Did I make a mistake? I hope so!

One observation is that a reversal of the sign convention for the critical trajectories leads to a monodromy of +1 in the above (still-possibly-incorrect) calculation. I have asked Michael if the opposite convention is perhaps preferred.

I guess the part I was confused about is correct. If we write change of basis from old to new, then the matrices are written from the right to the left.

I cannot run your sage codes correctly, and I haven’t used sage for a long time. Could you post the pictures for $t=\pm\epsilon$? I just wanted to compare your matrix crossing $t=0$ with the matrix using the other way I posted. Thanks!

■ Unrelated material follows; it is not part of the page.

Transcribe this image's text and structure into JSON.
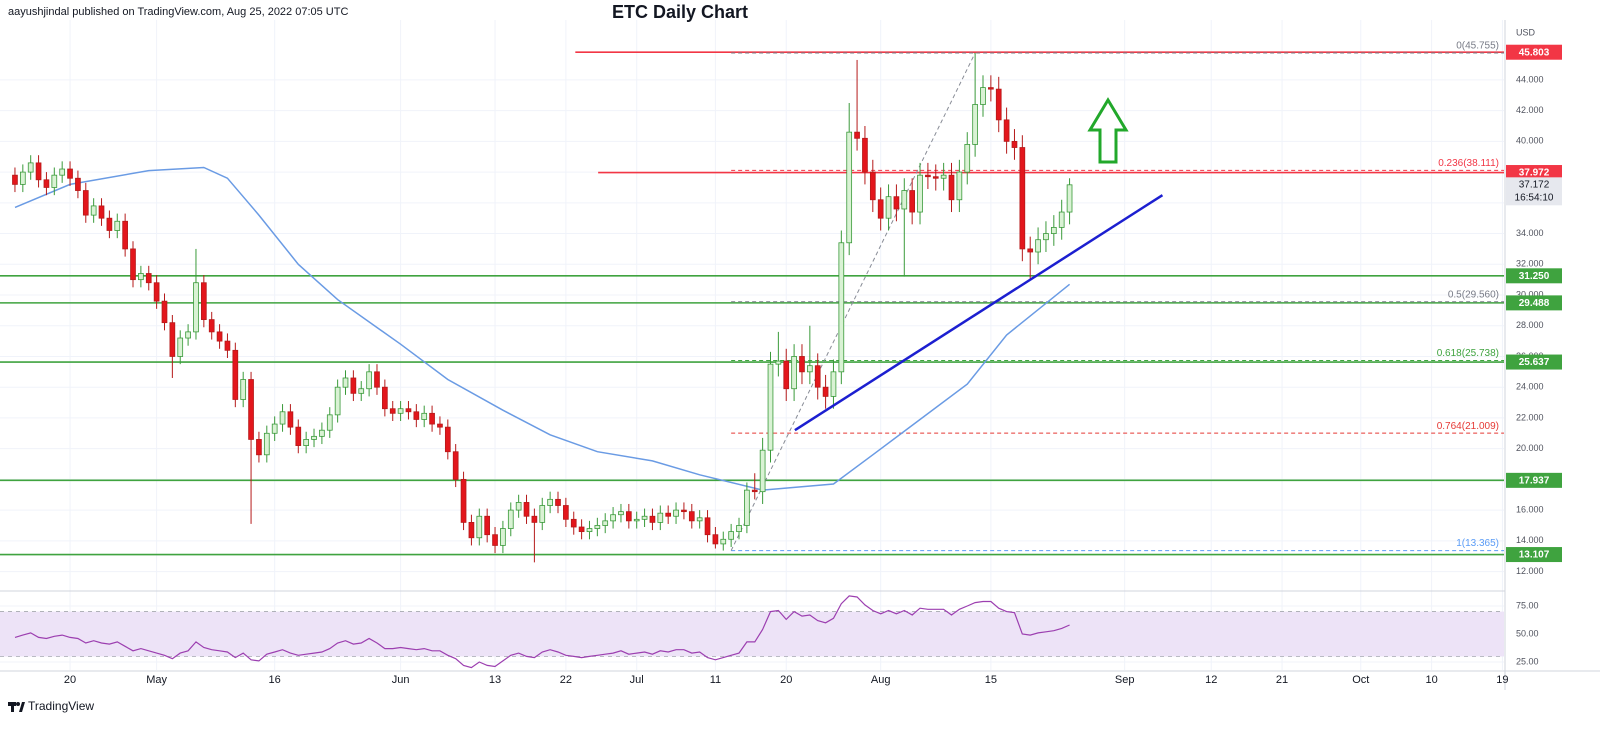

Well, $M_0$ happens first, and that is on the right, then $M_1,$ etc. I’ll put up some pictures at $t = -\epsilon, t = 0, t = +\epsilon.$

Thanks! I guess the vector field should be $\bar{z}^2-e^{-it}=(x^2-y^2-\cos t, \sin t-2xy))$, so pointing reversely.

Michael confirms that the opposite convention is indeed correct, so the monodromy is +1. Case closed!

Great! I guess the previous matrix is from new basis to old basis.